Surprisingly, the fraction of shared validated targets of miR-132-3p in the two species is less than a half, although miR-132 is fully conserved and 56–88% of the targets present a conserved MRE (validated and predicted MREs, respectively). One explanation could be that some of the targets are yet to be validated. In addition, context-dependent mechanisms at the cell, tissue, or organism level may potentially regulate miRNA-target interactions. Worth mentioning is the case of hsa-miR-132-3p and hsa-miR-212-3p that exhibit similar mature sequences and share the same seed region, yet only few targets were demonstrated to be targeted by both of them, and each of these miRNAs may also repress specific targets (Wanet et al. 2012). A related cell specific example was shown for miR-132 and SIRT1 interaction. Repressive effects of miR-132 on the 3′-UTR of SIRT1 were observed in HEK293T cells (Zhou et al. 2012) and in the liver (Hanin et al. 2017). In contrast, the SIRT1 3′-UTR failed to show similar effects in HepG2 cells, suggesting a context-specific regulation.
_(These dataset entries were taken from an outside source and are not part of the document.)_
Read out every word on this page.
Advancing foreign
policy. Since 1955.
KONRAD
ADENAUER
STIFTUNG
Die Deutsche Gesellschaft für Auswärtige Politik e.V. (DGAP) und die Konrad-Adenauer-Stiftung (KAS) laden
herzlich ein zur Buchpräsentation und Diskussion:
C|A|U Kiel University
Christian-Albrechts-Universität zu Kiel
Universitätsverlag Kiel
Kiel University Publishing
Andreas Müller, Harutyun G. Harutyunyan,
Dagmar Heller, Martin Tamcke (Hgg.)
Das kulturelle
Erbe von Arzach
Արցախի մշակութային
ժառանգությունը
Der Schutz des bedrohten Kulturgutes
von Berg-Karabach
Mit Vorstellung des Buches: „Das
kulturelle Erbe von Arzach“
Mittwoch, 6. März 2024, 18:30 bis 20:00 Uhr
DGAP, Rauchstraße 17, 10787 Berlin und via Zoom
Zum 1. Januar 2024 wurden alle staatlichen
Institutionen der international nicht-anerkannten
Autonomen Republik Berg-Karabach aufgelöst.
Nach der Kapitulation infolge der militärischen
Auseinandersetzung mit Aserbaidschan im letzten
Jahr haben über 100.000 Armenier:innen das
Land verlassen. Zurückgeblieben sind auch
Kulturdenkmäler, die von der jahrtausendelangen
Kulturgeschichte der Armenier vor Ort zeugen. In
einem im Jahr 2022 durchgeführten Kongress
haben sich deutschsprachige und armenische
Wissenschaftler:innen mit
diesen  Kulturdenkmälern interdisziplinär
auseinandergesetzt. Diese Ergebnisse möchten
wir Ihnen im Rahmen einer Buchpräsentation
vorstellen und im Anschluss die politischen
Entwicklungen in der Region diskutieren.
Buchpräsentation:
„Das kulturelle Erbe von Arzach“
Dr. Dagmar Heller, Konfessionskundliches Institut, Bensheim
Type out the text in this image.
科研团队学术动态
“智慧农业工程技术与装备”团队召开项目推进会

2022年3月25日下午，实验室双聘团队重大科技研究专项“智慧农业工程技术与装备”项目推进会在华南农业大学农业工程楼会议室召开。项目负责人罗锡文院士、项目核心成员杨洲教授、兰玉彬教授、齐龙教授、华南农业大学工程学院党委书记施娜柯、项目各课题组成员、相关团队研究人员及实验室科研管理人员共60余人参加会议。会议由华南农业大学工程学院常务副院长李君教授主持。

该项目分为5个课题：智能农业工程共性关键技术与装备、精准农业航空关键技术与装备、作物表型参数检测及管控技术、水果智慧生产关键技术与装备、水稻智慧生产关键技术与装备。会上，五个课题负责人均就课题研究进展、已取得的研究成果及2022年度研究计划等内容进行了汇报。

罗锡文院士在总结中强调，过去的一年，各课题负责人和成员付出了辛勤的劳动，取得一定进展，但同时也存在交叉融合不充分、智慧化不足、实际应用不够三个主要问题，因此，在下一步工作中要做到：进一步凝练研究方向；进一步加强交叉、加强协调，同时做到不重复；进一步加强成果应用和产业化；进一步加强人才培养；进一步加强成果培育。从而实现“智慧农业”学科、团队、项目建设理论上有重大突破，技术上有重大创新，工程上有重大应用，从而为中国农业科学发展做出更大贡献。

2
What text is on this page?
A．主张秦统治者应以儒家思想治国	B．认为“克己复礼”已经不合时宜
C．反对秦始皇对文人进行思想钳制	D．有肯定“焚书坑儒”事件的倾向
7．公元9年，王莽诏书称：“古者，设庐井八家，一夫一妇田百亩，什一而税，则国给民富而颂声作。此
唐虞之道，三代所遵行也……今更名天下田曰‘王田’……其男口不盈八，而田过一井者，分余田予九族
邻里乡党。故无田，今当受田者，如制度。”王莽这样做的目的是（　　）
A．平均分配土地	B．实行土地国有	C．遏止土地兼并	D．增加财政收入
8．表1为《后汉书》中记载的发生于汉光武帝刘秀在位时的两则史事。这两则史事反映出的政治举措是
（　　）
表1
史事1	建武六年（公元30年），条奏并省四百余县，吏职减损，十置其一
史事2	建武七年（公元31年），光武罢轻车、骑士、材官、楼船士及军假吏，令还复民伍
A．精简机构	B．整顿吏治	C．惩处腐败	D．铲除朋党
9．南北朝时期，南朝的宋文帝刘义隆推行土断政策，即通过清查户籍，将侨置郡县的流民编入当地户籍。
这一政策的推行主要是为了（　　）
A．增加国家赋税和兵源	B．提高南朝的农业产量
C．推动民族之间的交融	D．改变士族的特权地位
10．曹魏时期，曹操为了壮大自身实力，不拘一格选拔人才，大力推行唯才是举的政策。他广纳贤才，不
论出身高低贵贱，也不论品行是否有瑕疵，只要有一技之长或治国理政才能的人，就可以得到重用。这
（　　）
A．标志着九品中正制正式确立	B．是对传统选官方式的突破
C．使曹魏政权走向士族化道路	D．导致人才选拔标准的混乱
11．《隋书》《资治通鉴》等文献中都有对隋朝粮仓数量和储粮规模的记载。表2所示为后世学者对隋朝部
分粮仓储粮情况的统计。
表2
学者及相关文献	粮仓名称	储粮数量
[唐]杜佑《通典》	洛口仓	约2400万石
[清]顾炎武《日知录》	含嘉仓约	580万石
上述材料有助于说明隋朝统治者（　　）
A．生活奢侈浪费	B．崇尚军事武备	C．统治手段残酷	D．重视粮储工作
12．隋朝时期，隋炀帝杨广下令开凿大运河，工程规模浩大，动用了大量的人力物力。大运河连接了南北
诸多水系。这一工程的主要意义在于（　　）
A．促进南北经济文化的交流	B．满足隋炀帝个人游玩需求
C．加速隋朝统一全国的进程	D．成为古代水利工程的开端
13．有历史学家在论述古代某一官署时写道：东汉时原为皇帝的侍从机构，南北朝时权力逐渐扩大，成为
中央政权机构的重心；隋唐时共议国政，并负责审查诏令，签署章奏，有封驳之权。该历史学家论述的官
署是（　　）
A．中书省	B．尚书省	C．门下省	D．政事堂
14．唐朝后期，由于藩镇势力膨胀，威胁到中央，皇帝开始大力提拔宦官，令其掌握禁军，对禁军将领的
Taking that into consideration, extending one context to others based on validation of targets in only one condition should be considered carefully.

We performed numerous tests in search for potential primate- and/or human-specific interactions of miR-132-3p. Searching for differences between the regulation of miR-132-3p in man and mice failed to identify any significant differences. We realize that the shared targets identified in our study are only part of the predicted ones in both species; nevertheless, the biological pathways controlled by these targets appear to be robustly shared. Furthermore, even when a predicted competition emerges with another miRNA, such as in the case of the MECP2 gene and miR-483, the spatial difference between the locations of the corresponding MREs makes such competition unlikely.

Another well-studied context of miR-132 is its activity in the immune system, known to be functionally involved in psychological stress responses (Mehta et al. 2015; Molnár et al. 2012; Taganov et al. 2006). MiR-132 is overexpressed in bacterial lipopolysaccharide (LPS)-stimulated primary human macrophages as well as in LPS-treated mice, where it attenuates inflammation by suppressing its stress-related target AChE (Shaked et al. 2009). This neuro-immune role (Soreq and Wolf 2011) elevates acetylcholine levels and induces blockade of NFkB-induced inflammation via the nicotinic acetylcholine receptor alpha 7 (Tracey 2010). At the transcript level, surface plasmon resonance analysis showed that miR-132 selectively targets the soluble splice variant of the acetylcholine hydrolyzing enzyme AChE-R (Mishra et al. 2017). Consequently, mice expressing an AChE transgene devoid of the miR-132 binding site develops high basal miR-132 expression levels, yet are incapable of controlling stress (Shaltiel et al. 2013) or inflammation (Shaked et al. 2009) via ACh. Taken together, these studies demonstrate inter-related stress/inflammation/neurodevelopment links for miR-132 but failed to identify any evolutionary modifications in any of those, excluding an option of primate and/or human-specific roles for this context. MiRNA regulation of stress responses thus emerges as being robustly preserved throughout mammalian species, primates included.